Look & Listen Festival 2006:
reviewed by Bruce Hodges
Concert I
Joshua Hilson: Petalwing (Look & Listen
Festival Ambient Piece)
Maurice Ravel: Introduction et Allegro (1905)
Sarah Kirkland Snider: Stanzas in Meditation (2004)
Eli Fountain: Commotion
Anthony Davis: Rhythm Max
Lisa Bielawa: Kafka Songs (2005)
Osvaldo Golijov: Last Round (1996)
Panel discussion with Lisa Bielawa, Bill Henson, and
Carla Kihlstedt, hosted by John Schaefer
Biava String Quartet
Grace Cloutier, harp
Jeremy Eig, clarinet
Conor Nelson, flute
Lisa Bielawa, voice
Sadie Rosales, voice
Percussion Discussion
Carla Kihlstedt, violin and voice
Daedalus String Quartet
Photographs by Bill Henson
Robert Miller Gallery
New York City
It is no surprise that contemporary listening habits are
changing, and any of these three evenings at the Look
& Listen Festival would be evidence that there is
a growing contingent of music lovers whose tastes, while
perhaps grounded in classical music, roam far and wide
to include jazz, rock, folk, traditional ethnic “roots”
music, and electronics, not to mention hybrids that don’t
really fit into any of these categories. It was only mildly
surprising that one composer with whom I spoke –
whose physical appearance might tag him as a punk rocker
– professed that his favorite composer is Chopin.

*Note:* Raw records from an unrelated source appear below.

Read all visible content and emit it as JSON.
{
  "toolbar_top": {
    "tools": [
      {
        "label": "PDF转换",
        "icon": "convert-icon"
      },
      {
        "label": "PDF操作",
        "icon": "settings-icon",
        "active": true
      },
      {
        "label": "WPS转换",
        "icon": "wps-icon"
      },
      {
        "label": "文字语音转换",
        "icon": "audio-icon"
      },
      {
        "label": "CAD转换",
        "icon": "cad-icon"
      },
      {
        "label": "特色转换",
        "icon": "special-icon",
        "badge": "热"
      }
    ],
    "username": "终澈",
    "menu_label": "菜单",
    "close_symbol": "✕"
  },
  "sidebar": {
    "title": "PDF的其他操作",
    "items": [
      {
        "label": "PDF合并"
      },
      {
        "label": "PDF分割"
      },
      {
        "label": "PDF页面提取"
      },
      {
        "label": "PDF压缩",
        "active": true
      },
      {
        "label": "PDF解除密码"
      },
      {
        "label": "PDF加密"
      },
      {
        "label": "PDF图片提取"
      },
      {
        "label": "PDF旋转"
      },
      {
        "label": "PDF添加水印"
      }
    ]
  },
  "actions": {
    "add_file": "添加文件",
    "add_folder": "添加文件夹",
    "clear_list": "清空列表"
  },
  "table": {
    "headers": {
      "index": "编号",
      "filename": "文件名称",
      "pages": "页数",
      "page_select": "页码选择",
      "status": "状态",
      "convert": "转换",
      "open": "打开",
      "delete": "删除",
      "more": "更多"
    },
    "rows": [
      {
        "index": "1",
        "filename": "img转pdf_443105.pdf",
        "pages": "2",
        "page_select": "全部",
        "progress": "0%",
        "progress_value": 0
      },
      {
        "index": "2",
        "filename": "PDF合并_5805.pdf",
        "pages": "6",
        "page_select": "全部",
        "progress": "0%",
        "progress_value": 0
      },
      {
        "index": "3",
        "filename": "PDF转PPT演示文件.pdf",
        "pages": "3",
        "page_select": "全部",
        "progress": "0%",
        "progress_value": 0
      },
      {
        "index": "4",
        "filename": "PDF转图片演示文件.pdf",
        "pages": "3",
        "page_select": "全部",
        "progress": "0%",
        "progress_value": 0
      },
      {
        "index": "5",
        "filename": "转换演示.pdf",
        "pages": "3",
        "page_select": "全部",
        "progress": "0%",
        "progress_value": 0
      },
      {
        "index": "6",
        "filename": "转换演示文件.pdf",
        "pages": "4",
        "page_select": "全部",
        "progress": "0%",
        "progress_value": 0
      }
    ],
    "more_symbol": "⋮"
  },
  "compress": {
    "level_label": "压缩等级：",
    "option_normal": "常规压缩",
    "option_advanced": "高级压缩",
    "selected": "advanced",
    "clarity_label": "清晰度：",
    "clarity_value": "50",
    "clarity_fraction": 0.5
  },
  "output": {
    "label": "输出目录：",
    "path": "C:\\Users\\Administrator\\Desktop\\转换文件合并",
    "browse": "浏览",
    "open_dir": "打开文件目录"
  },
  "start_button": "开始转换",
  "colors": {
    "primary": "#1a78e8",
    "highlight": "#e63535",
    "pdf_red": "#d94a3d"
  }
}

Many of today’s listeners refuse to be boxed into
categories, and happily leapfrog from Stockhausen to Thurston
Moore, from Bob Dylan to Simon Keenlyside, from the Berlin
Philharmonic to Radiohead. And the delightful Judy Glantzman
reminded us again that she often paints while listening
to country and western music.
This hyper-eclecticism is part of what gives the Look
& Listen Festival its fascinating, occasionally wacky,
always serious energy, and any of the three evenings could
have claimed to best represent the aesthetic concerns
of its founder, the cool and calm David Gordon, a composer
with admirable exploratory tastes. To mark its fifth anniversary,
the festival was dispersed among three different galleries
on consecutive nights, mixing an often jarring (in the
best way) blend of early 20th-century masterpieces (Ravel,
Bartók) with the occasional modernist icon (Boulez),
while veering off into jazz (Davis), folk-influenced music
(Golijov, Gee) and works that create their own categories
(Wulfson). The gimmick is that each gallery has its own
pre-existing show that may or may not have any obvious
aesthetic union with the music in its presence. One’s
mind is free to make connections, whatever those might
be. I couldn’t help but be slightly amused on the
final night, for example, when the entire program was
conducted against the backdrop of Alex Katz’ One
Flight Up (1968), a horizontal array in oil painted
on aluminum of thirty-eight heads in various cocktail-party
poses, as if the audience had been slyly extended around
the musicians.
Part of “letting one’s mind wander”
is encouraged by the festival’s “ambient pieces,”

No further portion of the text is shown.